Nei primi anni ’80 fa parte del Centro dei focolarini e, dopo un ulteriore periodo in Germania, torna al cuore del Movimento dove Chiara gli affida tra i vari incarichi: la branca dei volontari e per un lungo periodo la responsabilità insieme a Claretta Dal Rì del Centro del dialogo con persone di convinzioni non religiose. Grazie alle sue doti e alla vasta cultura, Arnaldo sa mettere in luce il bene, scoprendo – annota in un discorso nel 1989 – quanto “rispettosa” della dignità della persona umana è “l’opera dello Spirito Santo nella maturazione d’una coscienza”.

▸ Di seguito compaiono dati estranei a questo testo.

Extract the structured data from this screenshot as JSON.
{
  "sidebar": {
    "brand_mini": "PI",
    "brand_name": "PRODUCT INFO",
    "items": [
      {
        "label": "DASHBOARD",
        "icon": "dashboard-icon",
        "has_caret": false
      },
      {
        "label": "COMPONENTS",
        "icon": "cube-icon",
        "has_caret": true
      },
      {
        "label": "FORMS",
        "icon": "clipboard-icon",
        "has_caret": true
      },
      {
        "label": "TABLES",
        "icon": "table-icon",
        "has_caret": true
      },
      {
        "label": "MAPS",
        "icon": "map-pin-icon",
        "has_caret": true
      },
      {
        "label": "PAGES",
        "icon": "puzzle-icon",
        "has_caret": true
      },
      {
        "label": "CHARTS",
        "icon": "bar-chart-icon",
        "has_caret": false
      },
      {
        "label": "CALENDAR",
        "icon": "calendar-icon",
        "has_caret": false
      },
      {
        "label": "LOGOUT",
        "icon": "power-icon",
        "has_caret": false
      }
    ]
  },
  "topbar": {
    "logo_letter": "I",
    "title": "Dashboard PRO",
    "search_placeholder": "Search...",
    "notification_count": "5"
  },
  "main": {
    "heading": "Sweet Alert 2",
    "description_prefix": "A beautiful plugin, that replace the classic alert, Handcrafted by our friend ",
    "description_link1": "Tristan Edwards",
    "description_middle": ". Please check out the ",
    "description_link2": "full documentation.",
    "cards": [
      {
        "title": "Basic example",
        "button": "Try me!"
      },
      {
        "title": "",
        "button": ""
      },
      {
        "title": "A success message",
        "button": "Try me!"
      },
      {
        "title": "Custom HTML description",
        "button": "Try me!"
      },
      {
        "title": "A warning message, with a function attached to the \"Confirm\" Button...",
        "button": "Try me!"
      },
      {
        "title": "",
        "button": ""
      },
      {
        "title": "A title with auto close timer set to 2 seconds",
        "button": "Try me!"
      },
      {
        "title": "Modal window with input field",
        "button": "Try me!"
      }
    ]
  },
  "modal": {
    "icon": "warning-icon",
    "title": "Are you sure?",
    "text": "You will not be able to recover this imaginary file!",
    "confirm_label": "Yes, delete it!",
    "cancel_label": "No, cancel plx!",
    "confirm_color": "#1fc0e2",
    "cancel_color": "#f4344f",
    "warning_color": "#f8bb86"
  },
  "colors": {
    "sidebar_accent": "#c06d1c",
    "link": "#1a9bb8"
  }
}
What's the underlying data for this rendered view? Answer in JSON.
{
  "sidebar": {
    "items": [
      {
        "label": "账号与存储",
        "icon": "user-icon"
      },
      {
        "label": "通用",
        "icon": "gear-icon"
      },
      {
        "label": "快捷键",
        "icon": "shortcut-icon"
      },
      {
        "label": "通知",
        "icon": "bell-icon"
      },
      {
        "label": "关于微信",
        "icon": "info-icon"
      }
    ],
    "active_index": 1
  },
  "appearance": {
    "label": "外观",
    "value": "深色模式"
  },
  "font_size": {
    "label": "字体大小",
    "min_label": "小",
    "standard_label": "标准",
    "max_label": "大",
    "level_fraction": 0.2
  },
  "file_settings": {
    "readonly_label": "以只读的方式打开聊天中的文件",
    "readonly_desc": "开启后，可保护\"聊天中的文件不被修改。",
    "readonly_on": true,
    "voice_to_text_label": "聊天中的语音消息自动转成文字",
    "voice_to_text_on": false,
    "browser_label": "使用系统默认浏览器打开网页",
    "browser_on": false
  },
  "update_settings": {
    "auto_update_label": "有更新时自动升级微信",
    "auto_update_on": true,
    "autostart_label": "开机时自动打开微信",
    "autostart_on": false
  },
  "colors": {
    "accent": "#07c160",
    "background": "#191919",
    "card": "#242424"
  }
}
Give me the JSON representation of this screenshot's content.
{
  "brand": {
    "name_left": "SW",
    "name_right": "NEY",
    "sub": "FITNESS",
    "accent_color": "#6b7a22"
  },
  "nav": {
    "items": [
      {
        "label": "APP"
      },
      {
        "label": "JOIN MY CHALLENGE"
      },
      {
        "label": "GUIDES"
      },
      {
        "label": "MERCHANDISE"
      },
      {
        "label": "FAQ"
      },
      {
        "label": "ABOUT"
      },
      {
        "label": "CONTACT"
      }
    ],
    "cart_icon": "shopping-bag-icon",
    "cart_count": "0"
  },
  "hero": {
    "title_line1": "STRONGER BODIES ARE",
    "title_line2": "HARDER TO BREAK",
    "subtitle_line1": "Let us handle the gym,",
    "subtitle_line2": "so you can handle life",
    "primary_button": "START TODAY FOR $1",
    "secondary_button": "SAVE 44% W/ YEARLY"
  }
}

Nel 2008, dopo la partenza di Chiara per il Cielo, è eletto Consigliere Generale e assume il delicato compito di Delegato Centrale finché nel 2011 la sua salute si aggrava ed inizia per lui una vita ancor più radicata nell’essenziale. Mi confida: “Evidentemente fare l’Opera significa mettere Gesù in mezzo”. Con il suo focolare condivide: “La mia esperienza è che dopo aver abbracciato Gesù Abbandonato viene lo Spirito Santo e Gesù in mezzo viene se c’è lo Spirito Santo”.

Si succedono anni alla Casa Verde in cui, nell’alternarsi delle sue condizioni di salute, Arnaldo affronta ogni cura senza mai lamentarsi. In un continuo dono di sé emergono in lui gratitudine, schiettezza e semplicità. Mantiene vivo come può fino alla fine l’amore per i suoi amici di convinzioni diverse e l’affetto per i familiari, che hanno condiviso una toccante testimonianza.

Oggi al termine del suo funerale è risuonato forte un saluto ascoltato dalla sua viva voce: “Noi siamo tutti legati per sempre, tutti insieme a Dio, a Gesù Abbandonato, a Gesù in mezzo, allo Spirito di Dio, che è Dio stesso. Allora non possiamo non essere legati…, perché se noi diciamo sì, loro rispondono sì, e questo Sì della Trinità è eterno. Vuol dire che non finisce neanche quando noi moriamo. Vuol dire che continua per sempre, per tutta l’eternità, e quindi… se vi viene in mente magari che siete troppo deboli, che la situazione è troppo difficile, ricordatevi che c’è questo Dio che ama in ogni cosa anche nella più difficile e che vi amerà sempre e che voi vi siete legati a questo Dio eterno” (Montet 15.08.2009).

Pregando per Arnaldo, nella fede di restare legati “per sempre”, in un comune impegno ripetiamo: “Con te per l’Ut omnes” come abbiamo scritto sui fiori che lo hanno accompagnato.